Martek Biosciences reported an increase in revenues to $26.4 million for the second quarter ended April 30, 2003, up from $11.4 million for same quarter in 2002. The company also raised its net income to $3.1 million, compared to a net loss of $17.9 million in the 2002 second quarter, although the 2002 figure included a $15.8 million charge relating to the purchase of OmegaTech that year.
"Q-2 was another good growth quarter for the company," said Henry Linsert, chief executive officer of Martek. "Strong demand and increasing production capacity should lead to continued growth in revenues and earnings throughout '03."
For the year to date, Martek has earned net income of $5.2 million, against a net loss of $20.9 million for 2002 and for the six months to end of April, revenues of $47.0 million are up from $17.4 million from the previous quarter.

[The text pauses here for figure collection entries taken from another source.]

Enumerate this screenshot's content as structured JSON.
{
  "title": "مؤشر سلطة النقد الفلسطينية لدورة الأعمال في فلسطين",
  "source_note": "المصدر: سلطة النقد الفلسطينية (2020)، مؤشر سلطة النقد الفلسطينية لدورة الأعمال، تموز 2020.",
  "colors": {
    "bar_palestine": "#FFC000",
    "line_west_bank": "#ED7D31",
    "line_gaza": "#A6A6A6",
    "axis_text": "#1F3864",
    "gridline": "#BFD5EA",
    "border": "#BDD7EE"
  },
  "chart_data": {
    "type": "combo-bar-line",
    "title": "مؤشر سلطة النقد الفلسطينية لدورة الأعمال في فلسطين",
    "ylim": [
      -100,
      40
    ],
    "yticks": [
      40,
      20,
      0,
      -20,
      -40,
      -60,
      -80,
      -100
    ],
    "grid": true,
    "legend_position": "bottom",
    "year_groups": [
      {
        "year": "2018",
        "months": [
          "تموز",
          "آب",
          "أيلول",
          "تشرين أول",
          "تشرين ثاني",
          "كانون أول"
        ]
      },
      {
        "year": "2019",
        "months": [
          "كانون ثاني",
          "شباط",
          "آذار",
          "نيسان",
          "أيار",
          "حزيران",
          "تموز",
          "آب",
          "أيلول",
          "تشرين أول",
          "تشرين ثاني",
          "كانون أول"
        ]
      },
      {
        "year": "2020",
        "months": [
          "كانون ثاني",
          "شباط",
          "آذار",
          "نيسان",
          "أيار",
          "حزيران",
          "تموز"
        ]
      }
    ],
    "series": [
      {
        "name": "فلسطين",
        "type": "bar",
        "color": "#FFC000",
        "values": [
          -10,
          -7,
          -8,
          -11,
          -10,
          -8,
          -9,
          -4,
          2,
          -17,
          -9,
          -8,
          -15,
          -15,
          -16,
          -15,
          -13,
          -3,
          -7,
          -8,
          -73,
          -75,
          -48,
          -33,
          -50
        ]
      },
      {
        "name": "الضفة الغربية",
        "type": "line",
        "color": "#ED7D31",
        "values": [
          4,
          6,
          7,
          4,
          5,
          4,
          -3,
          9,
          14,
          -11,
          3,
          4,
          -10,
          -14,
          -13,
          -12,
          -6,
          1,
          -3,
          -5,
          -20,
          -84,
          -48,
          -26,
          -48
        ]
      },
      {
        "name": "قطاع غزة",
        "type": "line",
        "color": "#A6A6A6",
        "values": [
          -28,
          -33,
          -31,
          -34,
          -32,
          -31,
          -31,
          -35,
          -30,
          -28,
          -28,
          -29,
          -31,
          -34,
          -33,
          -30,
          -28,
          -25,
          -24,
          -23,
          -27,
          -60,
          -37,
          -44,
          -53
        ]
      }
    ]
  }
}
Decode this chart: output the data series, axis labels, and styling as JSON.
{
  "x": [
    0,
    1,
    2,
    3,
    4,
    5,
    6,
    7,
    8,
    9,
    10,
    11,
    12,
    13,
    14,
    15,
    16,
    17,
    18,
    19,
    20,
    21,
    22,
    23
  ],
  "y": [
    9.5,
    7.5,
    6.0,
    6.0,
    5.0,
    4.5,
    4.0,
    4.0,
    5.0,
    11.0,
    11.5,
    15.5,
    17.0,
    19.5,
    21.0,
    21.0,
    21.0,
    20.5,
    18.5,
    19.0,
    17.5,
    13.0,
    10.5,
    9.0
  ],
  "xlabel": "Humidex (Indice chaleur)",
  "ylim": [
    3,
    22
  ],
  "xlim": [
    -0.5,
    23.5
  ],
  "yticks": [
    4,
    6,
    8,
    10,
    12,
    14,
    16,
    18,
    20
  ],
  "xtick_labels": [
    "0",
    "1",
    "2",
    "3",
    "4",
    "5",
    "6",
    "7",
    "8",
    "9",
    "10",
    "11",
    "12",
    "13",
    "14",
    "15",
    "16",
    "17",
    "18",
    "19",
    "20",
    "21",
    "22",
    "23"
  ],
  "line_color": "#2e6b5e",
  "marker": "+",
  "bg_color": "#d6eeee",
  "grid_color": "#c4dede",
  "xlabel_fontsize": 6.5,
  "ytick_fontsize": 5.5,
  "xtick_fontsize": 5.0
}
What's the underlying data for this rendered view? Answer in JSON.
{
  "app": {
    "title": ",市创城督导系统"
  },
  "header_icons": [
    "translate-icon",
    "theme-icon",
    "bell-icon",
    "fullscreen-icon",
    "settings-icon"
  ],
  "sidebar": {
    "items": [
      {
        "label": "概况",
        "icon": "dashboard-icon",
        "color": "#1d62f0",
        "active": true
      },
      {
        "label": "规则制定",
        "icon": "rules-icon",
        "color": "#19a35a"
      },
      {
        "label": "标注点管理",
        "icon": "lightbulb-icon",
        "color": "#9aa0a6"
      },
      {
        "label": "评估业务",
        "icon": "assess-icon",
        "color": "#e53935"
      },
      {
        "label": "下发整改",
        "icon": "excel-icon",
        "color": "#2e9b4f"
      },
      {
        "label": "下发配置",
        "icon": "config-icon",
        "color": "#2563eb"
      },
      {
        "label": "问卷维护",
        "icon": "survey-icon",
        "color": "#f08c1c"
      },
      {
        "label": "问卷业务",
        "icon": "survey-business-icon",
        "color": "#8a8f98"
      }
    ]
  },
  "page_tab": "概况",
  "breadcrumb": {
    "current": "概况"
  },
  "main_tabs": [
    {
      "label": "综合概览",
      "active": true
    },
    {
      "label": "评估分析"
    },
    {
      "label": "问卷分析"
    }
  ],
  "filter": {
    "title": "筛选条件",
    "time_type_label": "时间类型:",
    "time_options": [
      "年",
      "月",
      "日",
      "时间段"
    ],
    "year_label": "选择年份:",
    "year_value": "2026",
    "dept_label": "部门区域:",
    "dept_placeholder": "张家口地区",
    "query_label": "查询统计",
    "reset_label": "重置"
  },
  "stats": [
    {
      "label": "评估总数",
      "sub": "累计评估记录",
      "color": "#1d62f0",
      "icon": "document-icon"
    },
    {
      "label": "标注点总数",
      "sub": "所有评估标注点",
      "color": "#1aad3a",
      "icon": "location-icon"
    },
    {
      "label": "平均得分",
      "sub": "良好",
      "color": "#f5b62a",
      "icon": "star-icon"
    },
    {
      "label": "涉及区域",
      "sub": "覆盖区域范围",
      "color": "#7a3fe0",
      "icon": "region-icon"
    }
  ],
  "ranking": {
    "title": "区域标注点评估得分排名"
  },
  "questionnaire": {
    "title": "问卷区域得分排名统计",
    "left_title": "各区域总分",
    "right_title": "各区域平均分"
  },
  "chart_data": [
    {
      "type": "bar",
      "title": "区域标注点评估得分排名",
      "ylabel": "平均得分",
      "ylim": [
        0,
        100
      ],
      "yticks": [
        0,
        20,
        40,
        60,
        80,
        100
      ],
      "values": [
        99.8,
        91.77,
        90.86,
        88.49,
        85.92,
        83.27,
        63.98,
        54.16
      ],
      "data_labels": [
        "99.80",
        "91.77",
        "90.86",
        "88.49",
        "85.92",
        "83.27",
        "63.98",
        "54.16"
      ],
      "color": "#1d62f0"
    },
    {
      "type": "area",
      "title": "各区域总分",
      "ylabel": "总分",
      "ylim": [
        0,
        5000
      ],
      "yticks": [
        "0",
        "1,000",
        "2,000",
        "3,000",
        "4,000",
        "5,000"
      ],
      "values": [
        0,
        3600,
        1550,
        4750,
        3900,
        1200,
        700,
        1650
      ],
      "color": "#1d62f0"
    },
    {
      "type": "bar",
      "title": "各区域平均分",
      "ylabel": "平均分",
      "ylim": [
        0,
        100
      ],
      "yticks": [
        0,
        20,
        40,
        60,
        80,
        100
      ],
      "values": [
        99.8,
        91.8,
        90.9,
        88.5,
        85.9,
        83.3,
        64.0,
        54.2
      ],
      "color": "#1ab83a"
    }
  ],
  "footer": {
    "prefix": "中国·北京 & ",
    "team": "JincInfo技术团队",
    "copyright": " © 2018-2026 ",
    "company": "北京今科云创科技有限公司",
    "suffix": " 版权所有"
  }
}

The 132 per cent revenue rise in second quarter revenues was mainly due to higher sales of nutritional products to the company's infant formula licensees, said Martek. Over 90 per cent of Martek's 2nd quarter revenue was generated by sales of docosahexaenoic acid (DHA) and arachidonic acid (ARA) to three of itsinfant formula licensees: Mead Johnson, Wyeth and Abbott Laboratories. Supplemented term infant formulas manufactured by these companies were introduced in the US in 2002 and are now collectively being marketed in over 30 countries around the world.
Also, BJ's Wholesale Club recently began marketing a private label infant formula that includes Martek's DHA and ARA. The formula is manufactured by Wyeth and is sold under the Berkley & Jensen label.
Gross profit margin, which improved to 41 per cent during the quarter, up from 27 per cent for the previous year's period, was helped by lower ARA costs from DSM, Martek's third party manufacturer of ARA oil. DSM has achieved economies of scale in its production of ARA in Capua, Italy, but these were partially offset by weakness in the US dollar exchange rate with the Euro.
Martek added that although it expects continued decreases in the future costs of ARA from DSM as Martek's sales volumes continue to increase, these cost savings may be negatively impacted by continued weakness in the US Dollar exchange rate with the Euro.
Research and development expenses decreased by 20 per cent in the second quarter, despite the costs associated with Martek Boulder (formerly OmegaTech), acquired in April 2002, which accounted for an additional $493,000 in research and development costs not incurred by Martek in the previous year's second quarter. Martek's research and development expenses are decreasing as many of the large-scale development projects at its Winchester plant have been completed.
The company has also raised net proceeds of approximately $84 million through a public offering of its common stock, to fund expansion of production to meet the growing demand for its nutritional oils.